The Airco DH4 was by all accounts among the finest British aircraft of the First World War. It was probably, the best single-engine daylight bomber of that war. A swift climber, fast, maneuverable and a pleasant to fly aircraft. So it quickly won the admiration of airmen and became the mainstay of the British bomber fleet. And when the United States entered the war in April 1917, it chose the DH4 to be one of its principle airplanes, joining the production effort and bringing the total number of DH4s built to almost 6,300. After the war it proved to be as useful, making a huge contribution to the development of commercial aviation.
A de Havilland design
The DH4, like other Airco airplanes, had its creator’s initials in the name. It was designed by Geoffrey de Havilland, who at the time had not yet founded a company of his own and toiled as a chief designer at Airco. The DH4 was a two-bay biplane with a fuselage made of wood and fabric. Although being no breakthrough, it utilized the aircraft technology of its time to the maximum. The prototype was powered by a 230-hp BHP engine. Later variants featured a variety of other engines, the most successful of which was the 375-hp Rolls-Royce Eagle VIII. While the prototype, which first flew in August 1916 with de Havilland himself at the controls, had a top speed of 106 mph, later production versions could fly as fast as 140 mph.
The DH4 could carry a pair of 230lb or four 112 lb bombs. Although DH4s equipped with the Eagle engine outperformed most contemporary fighters and were virtually immune to interception, De Havilland also equipped the bomber with defensive armament. The DH4 was armed with .303in machine guns, a fixed forward-firing Vickers synchronized by a Constantinesco interrupter gear and operated by the pilot and a single or twin Lewis on a Scarff ring for use by the observer.
The DH4 entered service with the Royal Flying Corps (RFC) in March 1917. The first unit equipped with DH4s was No. 55 Squadron based in France. It soon proved its worth in combat and by the end of the year six squadrons were flying DH4s. In addition to its primary bomber role, the DH4 was used as in photo-reconnaissance and anti-submarine patrols. And on August 15, 1918, a Royal Naval Air Service DH4 piloted by Maj. Egbert Cadbury even shot down a zeppelin.
Made in USA
A total of 1,449 DH4s were built in Britain.
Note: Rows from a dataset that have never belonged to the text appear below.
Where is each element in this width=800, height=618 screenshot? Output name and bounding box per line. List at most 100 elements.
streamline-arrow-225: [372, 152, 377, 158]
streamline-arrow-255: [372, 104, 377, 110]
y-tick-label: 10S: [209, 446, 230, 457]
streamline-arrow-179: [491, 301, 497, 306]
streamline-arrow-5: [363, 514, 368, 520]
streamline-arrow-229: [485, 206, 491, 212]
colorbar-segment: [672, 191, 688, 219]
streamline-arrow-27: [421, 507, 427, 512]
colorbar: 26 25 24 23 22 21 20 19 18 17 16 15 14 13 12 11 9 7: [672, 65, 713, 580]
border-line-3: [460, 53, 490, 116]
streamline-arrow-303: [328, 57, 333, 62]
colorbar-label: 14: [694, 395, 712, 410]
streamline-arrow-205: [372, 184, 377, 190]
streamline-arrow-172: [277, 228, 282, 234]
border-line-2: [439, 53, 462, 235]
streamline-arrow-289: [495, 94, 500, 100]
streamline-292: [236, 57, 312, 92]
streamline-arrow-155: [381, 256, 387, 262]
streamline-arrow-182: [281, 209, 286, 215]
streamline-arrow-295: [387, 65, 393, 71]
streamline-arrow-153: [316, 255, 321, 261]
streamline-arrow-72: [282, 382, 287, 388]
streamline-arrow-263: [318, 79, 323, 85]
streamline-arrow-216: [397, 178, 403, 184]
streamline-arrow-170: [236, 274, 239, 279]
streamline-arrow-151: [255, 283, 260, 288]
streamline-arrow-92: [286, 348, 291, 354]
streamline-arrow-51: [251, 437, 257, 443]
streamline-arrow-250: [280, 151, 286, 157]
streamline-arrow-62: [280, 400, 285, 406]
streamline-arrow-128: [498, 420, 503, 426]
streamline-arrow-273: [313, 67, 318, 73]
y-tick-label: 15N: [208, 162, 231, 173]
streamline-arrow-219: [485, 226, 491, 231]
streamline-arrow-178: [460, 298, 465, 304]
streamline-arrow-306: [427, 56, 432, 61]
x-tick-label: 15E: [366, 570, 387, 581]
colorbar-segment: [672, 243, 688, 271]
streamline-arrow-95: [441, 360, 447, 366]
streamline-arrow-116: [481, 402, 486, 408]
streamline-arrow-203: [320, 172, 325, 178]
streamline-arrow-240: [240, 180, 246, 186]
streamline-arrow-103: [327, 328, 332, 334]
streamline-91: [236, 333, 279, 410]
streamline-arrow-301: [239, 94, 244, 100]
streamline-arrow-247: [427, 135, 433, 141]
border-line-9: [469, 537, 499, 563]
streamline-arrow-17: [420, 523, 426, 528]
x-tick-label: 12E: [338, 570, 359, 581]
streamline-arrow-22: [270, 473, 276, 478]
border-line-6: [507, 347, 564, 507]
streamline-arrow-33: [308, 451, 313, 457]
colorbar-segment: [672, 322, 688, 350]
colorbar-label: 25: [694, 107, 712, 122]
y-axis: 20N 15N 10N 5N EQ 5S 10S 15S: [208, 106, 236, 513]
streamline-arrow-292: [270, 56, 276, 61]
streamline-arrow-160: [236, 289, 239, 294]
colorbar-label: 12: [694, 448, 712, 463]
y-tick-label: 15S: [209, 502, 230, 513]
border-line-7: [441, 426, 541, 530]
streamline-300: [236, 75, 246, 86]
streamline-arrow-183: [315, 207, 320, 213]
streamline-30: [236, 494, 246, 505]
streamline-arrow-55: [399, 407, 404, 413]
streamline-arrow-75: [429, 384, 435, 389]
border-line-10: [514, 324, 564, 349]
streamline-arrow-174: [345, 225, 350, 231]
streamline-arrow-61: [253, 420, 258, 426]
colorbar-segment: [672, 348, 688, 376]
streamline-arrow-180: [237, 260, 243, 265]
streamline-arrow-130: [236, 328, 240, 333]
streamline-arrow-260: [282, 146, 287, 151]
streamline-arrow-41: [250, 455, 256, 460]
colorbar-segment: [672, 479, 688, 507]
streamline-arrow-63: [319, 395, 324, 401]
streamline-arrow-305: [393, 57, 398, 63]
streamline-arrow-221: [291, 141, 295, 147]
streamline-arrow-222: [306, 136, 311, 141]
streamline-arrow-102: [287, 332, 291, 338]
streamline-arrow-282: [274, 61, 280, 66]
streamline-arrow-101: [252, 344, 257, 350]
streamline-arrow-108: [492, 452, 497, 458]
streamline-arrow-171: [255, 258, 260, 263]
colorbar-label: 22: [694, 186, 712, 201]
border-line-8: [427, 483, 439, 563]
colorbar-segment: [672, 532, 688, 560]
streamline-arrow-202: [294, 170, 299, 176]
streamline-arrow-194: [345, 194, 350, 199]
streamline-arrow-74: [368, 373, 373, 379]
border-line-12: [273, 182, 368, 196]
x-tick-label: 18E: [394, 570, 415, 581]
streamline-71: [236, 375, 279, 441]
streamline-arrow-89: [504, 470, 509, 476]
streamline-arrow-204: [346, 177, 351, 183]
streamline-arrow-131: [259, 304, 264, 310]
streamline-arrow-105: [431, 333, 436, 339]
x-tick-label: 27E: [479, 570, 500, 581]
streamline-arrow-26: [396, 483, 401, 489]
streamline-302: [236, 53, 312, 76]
But the real champion in producing the bomber turned out to be the United States. When the country entered WWI, it did not have any combat capable aircraft, so to speed up the process it adopted some Allied fighter and bomber designs, among them the DH4.
In the US it was powered by a mighty local 400-hp Liberty L-12 engine and manufactured by Dayton-Wright Airplane Company, Fisher Body Division of General Motors Corporation, and the Standard Aircraft Corporation. Together they built a total of 4,846 airframes. The US-built DH4s first went into action in early August 1918 and saw short but intensive combat use until the armistice.
Taking up a postman’s job
In the years following the Great War, the vast fleet of DH4s was instrumental in establishing air mail services in the US, UK, and Australia. For this role they were often converted into single-seaters and fitted with a watertight compartment for some 500 lb of mail. While the mail business was probably the most important of DH4’s civil applications, it also featured in a variety of other civil and military roles in the post-war years. It was used as a crop-duster, ambulance, forest fire patrol and trainer aircraft, and a target tug. The U.S. military operated the type until 1932.